P.- La contraportada lo sintetiza muy bien: la novela es una mezcla de La metamorfosis de Kafka, Carrie de Stephen King y Grease. ¿Cómo se mezclan las referencias cultas y las populares en su obra?

R.- Unas y otras tienen el mismo peso. Para mi anterior novela, Wendolin Kramer, fue crucial ver Mujeres desesperadas para la construcción de las escenas. Y para este libro la mayor influencia fue La fiesta de Gerald, de Robert Coover, por su uso creativo de las cursivas, la locura y la rapidez con la que escribe. Soy una esponja y no me doy cuenta, he visto películas muy malas y leído libros muy malos y puedo usar recursos de todos por igual, no tengo prejuicios en ese sentido. Puedes rescatar buenos recursos de obras pésimas.



P.- Su imaginario bebe abundantemente de la literatura y de la cultura pop estadounidenses.

R.- Siempre he leído más novela traducida que española. Mi imaginario viene con el "demonios", "chiflado", "jodido"... toda esa jerga de traductor. Todo tiene que confabularse para que la ficción resulte verosímil. Si la acción transcurriera en Barcelona y los personajes dijeran "¡Demonios!" no sería creíble, pero transcurre en un instituto americano llamado Robert Mitchum y los personajes tienen nombres italoamericanos... Me gusta mucho jugar con las herramientas de la ficción. Escribo porque dejé de jugar con muñecos.



P.- El lanzamiento de La chica zombie coincide con el de otro libro suyo: El show de Grossman, una novela ilustrada de fantasía intergaláctica.

R.- Llevo bastantes años escribiendo paralelamente a mis novelas una serie de cuentos de marcianos de un planeta llamado Rethrick. Este iba a ser el quinto, pero me salió muy largo y en la editorial Aristas Martínez, que ya publicó uno de los anteriores en su compilación Black Pulp Box, pensaron que podría ser una novela ilustrada. Estas historias son la total libertad: hablan hasta los balones medicinales y los potros de gimnasia del instituto. Es muy Douglas Adams, en el sentido de que todo puede pasar, y hay varios planetas que se interrelacionan al estilo Futurama.



P.- ¿Qué papel juegan el humor, la ironía y el sarcasmo en su literatura?

R.- Son la base. Tanto de la literatura como de la vida. Hay dos maneras de enfrentarse a ambas: a través del drama o de la comedia. La segunda es la que menos duele. Cuando eres el primero en reírse de ti mismo, el mundo no es tan duro. No es necesario que la literatura tenga ese poso tan duro, tan serio, tan europeo.
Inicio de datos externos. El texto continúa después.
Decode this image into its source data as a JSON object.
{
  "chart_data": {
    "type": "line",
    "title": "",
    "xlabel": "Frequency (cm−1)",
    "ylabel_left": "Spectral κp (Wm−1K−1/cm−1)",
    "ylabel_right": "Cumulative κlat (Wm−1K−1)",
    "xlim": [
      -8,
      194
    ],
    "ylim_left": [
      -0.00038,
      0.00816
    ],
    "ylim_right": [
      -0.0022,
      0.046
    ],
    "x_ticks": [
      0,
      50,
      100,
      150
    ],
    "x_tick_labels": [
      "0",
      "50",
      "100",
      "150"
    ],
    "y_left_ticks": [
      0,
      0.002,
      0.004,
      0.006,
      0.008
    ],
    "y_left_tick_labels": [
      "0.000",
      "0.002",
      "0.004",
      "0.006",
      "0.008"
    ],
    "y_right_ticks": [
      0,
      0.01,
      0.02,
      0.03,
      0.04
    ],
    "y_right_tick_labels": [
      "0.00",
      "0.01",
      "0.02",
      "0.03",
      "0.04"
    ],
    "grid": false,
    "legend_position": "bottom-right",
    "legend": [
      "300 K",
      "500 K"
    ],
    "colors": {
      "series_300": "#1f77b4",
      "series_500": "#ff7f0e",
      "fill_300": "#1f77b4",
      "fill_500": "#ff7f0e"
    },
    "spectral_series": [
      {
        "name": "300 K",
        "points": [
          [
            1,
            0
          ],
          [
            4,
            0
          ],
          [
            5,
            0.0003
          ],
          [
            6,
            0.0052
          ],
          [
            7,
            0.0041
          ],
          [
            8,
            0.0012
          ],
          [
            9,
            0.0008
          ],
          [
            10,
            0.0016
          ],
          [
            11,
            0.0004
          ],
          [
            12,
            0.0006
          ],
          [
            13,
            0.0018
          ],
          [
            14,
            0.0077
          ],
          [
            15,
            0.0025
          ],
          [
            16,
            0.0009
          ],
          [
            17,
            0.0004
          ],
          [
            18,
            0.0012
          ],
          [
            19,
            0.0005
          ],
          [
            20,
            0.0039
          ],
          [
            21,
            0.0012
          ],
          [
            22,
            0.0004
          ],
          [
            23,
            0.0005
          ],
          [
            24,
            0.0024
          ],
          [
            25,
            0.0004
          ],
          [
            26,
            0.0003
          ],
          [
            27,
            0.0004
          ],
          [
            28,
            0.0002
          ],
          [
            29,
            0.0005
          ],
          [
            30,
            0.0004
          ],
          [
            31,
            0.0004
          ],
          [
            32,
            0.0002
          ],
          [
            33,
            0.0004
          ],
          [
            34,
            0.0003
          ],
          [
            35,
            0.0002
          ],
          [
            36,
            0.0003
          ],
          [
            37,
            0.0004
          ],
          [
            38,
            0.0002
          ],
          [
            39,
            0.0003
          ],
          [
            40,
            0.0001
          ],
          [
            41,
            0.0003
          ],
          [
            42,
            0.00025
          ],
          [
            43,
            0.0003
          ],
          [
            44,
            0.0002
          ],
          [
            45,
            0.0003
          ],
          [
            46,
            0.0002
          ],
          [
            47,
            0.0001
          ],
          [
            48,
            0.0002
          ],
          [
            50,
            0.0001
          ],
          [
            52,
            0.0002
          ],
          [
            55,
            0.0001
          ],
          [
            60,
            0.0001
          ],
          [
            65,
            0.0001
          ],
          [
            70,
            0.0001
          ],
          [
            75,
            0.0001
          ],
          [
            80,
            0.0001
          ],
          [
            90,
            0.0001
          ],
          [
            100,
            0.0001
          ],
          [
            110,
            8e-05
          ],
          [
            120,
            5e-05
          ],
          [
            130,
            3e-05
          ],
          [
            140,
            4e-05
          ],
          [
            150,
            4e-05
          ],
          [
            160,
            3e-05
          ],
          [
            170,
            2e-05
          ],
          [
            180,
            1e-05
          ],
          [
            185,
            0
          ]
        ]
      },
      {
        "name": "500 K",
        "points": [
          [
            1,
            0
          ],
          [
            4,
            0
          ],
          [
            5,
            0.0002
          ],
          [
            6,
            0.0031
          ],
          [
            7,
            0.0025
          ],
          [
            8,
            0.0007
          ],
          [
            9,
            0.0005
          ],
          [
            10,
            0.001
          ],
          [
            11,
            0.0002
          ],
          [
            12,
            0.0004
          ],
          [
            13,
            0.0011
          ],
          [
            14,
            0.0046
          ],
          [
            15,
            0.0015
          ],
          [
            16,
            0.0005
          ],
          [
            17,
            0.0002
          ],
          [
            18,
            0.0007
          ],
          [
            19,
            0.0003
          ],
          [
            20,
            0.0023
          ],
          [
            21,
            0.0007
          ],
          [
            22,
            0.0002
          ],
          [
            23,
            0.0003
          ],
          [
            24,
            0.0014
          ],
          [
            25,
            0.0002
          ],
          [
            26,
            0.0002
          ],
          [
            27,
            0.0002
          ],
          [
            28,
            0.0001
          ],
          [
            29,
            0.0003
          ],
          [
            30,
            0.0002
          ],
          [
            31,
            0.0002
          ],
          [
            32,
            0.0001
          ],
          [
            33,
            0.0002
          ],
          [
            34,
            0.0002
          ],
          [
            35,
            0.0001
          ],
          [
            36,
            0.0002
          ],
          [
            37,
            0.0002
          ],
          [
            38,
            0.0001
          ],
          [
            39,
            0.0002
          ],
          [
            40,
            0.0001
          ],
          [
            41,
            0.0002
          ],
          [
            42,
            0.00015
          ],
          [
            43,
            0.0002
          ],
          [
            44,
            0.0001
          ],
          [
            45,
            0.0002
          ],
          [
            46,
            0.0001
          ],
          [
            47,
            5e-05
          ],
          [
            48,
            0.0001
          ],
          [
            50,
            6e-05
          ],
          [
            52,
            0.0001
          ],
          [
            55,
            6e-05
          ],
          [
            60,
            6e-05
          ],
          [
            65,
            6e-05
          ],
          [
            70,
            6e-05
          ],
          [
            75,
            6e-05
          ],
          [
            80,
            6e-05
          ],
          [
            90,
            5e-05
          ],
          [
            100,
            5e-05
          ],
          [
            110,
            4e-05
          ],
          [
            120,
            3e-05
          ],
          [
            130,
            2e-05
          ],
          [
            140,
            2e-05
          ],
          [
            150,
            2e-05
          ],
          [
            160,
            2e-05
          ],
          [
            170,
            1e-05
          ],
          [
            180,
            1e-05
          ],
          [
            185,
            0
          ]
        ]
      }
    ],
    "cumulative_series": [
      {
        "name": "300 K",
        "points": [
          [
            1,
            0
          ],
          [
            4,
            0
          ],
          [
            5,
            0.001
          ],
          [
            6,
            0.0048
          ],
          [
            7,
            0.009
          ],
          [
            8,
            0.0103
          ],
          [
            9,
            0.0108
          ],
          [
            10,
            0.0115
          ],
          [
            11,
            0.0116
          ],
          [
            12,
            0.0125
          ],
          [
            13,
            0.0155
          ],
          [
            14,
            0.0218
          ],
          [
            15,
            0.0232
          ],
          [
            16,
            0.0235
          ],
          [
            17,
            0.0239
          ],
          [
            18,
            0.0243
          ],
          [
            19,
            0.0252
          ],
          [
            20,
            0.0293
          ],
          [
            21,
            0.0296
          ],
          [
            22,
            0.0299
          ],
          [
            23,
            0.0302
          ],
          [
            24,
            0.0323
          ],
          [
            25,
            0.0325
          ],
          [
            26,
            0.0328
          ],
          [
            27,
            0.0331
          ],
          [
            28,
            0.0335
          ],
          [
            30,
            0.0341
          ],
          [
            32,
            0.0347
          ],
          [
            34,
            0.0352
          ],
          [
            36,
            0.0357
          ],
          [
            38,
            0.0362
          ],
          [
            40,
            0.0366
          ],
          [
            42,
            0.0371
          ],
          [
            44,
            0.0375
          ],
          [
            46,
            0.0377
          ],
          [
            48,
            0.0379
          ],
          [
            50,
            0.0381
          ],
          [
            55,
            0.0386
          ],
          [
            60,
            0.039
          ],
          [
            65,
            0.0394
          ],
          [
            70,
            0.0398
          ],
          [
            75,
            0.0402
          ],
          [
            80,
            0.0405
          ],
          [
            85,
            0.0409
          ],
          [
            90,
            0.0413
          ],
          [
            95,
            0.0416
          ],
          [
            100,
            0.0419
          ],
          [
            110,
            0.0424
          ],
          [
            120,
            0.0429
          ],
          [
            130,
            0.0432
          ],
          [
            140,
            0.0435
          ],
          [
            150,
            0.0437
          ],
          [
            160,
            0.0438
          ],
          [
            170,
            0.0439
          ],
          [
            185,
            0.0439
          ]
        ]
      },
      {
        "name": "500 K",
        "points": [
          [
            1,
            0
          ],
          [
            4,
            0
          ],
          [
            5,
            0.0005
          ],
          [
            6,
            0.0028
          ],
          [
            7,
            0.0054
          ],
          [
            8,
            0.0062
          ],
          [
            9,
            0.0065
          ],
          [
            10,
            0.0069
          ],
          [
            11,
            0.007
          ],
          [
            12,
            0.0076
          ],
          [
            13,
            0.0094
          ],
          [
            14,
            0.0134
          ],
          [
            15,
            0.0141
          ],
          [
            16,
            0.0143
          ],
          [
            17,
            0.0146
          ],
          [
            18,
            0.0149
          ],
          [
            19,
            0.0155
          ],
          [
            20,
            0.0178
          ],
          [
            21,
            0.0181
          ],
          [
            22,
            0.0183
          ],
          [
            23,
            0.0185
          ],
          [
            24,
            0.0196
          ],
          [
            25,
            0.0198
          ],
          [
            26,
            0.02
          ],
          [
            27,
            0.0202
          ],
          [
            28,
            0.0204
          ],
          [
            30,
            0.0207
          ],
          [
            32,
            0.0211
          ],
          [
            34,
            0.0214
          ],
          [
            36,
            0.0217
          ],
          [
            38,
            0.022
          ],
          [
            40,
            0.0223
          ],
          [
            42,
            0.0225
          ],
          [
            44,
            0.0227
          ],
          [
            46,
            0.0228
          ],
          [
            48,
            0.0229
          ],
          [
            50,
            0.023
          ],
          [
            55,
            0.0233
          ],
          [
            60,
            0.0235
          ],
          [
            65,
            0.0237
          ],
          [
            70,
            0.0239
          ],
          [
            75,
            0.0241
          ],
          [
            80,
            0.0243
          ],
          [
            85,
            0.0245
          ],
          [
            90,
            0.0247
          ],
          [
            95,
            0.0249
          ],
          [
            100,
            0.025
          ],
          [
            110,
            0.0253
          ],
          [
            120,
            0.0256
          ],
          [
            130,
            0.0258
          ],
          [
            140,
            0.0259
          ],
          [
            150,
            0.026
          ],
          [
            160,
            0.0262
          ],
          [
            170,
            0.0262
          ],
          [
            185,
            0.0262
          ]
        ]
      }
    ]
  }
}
Lo descubrí cuando leí Duluth, de Gore Vidal, y a John Fante. Pensé: "¡Eso es, esta es la manera!". Hay que tomarse menos en serio para poder avanzar.



P.- ¿Se siente parte de algún grupo literario, de una generación con intereses comunes?

R.- No lo sé. Somos bastante distintos, aunque tenemos influencias parecidas. Después de aquel follón con lo de la Generación Nocilla, hubo una ruptura y surgieron voces muy distintas. Parece que hay una corriente que sigue más la tradición y otra que tomó el desvío del nocillero-mutante. No me siento ni de uno ni de otro, aunque más cerca de los que tomaron el desvío. La literatura canónica no es lo mío, eso seguro.